Animal models of alcohol dependence and relapse demonstrate an important role of the glutamatergic system, in particular, cerebral metabotropic glutamate receptor 5 (mGluR5). ¹⁸F-3-fluoro-5-[(pyridin-3-yl)ethynyl]benzonitrile (¹⁸F-FPEB) PET has revealed that chronic alcohol use leads to decreased limbic mGluR5 availability, which was associated with less craving. Here, we tested whether the state of decreased mGluR5 availability in alcohol-dependent patients normalizes during abstinence (at 2 and 6 mo of detoxification) and whether initial mGluR5 imaging parameters can predict individual relapse. Methods: ¹⁸F-FPEB scans were performed for 16 recently detoxified alcohol-dependent patients (baseline condition), 2 mo after detoxification (n = 10), and 6 mo after detoxification (n = 8); 32 age- and sex-matched controls were included for comparison. mGluR5 availability was quantified by the ¹⁸F-FPEB total distribution volume using both voxel-by-voxel and volume-of-interest analyses. During follow-up, craving was assessed using the Desire for Alcohol Questionnaire, and alcohol consumption was assessed using the timeline follow-back method and monitored by hair ethyl glucuronide analysis. Results: During abstinence, alcohol-dependent patients showed sustained recovered mGluR5 availability in cortical and subcortical regions compared with the baseline, up to the levels observed in controls, after 6 mo in most areas except for the hippocampus, nucleus accumbens, and thalamus. Higher striatopallidal mGluR5 availability was observed at the baseline in patients who had a relapse during the 6-mo follow-up period (+25.1%). Also, normalization of striatal mGluR5 to control levels was associated with reduced craving (“desire and intention to drink” and “negative reinforcement”; r = 0.72–0.94). Conclusion: Reduced cerebral mGluR5 availability in alcohol-dependent patients recovers during abstinence and is associated with reduced craving. Higher striatal mGluR5 availability in alcohol-dependent users may be associated with long-term relapse.

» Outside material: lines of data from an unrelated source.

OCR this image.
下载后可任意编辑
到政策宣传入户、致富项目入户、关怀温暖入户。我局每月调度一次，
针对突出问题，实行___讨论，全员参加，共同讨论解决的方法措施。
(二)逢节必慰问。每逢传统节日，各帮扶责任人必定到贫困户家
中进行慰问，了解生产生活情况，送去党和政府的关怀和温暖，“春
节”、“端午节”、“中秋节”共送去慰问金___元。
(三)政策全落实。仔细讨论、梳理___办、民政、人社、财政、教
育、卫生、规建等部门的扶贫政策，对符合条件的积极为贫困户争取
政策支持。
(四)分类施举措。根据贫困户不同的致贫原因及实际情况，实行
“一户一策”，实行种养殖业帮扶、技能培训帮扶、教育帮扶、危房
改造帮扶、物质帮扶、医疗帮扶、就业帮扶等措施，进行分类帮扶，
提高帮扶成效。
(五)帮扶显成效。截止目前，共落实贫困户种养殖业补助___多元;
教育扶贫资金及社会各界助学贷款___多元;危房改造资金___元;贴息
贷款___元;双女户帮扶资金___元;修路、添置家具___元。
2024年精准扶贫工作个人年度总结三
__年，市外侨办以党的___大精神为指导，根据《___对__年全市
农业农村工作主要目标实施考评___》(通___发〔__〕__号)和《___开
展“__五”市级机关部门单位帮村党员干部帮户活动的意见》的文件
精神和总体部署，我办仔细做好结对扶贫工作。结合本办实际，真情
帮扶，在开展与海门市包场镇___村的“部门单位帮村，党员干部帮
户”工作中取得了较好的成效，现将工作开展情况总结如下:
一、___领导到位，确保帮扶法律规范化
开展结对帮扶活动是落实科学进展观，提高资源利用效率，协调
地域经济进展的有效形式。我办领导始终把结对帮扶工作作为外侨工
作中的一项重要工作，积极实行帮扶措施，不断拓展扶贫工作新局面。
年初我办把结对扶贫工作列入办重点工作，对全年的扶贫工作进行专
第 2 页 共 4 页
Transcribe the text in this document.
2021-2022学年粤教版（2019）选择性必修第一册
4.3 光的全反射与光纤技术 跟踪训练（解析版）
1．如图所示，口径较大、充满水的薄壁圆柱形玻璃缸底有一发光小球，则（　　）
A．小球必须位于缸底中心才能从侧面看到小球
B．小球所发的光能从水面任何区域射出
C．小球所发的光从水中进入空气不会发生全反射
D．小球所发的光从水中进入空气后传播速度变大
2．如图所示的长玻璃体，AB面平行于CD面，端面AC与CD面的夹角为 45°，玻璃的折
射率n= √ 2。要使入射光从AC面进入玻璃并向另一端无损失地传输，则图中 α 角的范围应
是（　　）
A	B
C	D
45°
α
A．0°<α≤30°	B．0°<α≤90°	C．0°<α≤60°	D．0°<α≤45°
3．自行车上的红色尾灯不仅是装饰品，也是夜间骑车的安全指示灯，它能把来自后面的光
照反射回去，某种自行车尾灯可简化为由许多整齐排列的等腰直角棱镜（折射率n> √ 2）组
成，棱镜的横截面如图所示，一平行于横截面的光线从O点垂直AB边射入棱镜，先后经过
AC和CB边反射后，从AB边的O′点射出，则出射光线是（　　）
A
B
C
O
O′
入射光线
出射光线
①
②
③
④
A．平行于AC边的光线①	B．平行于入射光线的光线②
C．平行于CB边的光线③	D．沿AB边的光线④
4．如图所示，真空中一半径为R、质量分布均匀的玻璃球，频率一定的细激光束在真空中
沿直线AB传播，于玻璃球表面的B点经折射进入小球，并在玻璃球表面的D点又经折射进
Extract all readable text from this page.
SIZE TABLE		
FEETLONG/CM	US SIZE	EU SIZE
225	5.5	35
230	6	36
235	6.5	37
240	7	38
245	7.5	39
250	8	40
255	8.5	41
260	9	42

酒精依赖和复发的动物模型证明了谷氨酸能系统，特别是脑代谢型谷氨酸受体5（mGluR5）的重要作用。¹⁸ F-3-氟-5-[（吡啶-3-基）乙炔基]苄腈（¹⁸ F-FPEB）PET显示，长期饮酒会导致边缘mGluR5可用性降低，这与较少的渴望有关。在这里，我们测试了酒精依赖患者的mGluR5可用性降低状态是否在戒酒期间（排毒2和6 mo）正常化，并且初始mGluR5成像参数是否可以预测个体复发。方法： 对16名最近解毒的酒精依赖患者（基线情况）进行^18次F-FPEB扫描，解毒后2个月（n = 10），排毒后6 mo（n = 8）；包括32个年龄和性别匹配的对照进行比较。mGluR5的可用性通过¹⁸ F-FPEB总分布量（使用逐个体素和兴趣量分析）进行量化。在随访期间，使用“酒精问卷调查表”评估渴望，并使用时间轴跟踪方法评估饮酒量，并通过毛发乙基葡糖醛酸苷分析进行监测。结果：在戒酒期间，酒精依赖的患者在皮层和皮层下区域显示出与基线相比持续恢复的mGluR5可用性，达到对照水平，在海马，伏隔核和丘脑以外的大多数区域中，至少6 mo之后。在基线的6个月随访期间复发的患者中，纹状体外膜mGluR5的利用率更高（+ 25.1％）。同样，纹状体mGluR5正常化至控制水平也与渴望减少有关（“欲望和饮酒意图”和“负性增强”；r = 0.72-0.94）。结论：酒精依赖患者的脑mGluR5可用性降低会在禁欲期间恢复，并与渴望降低有关。酒精依赖型用户纹状体mGluR5的更高可用性可能与长期复发有关。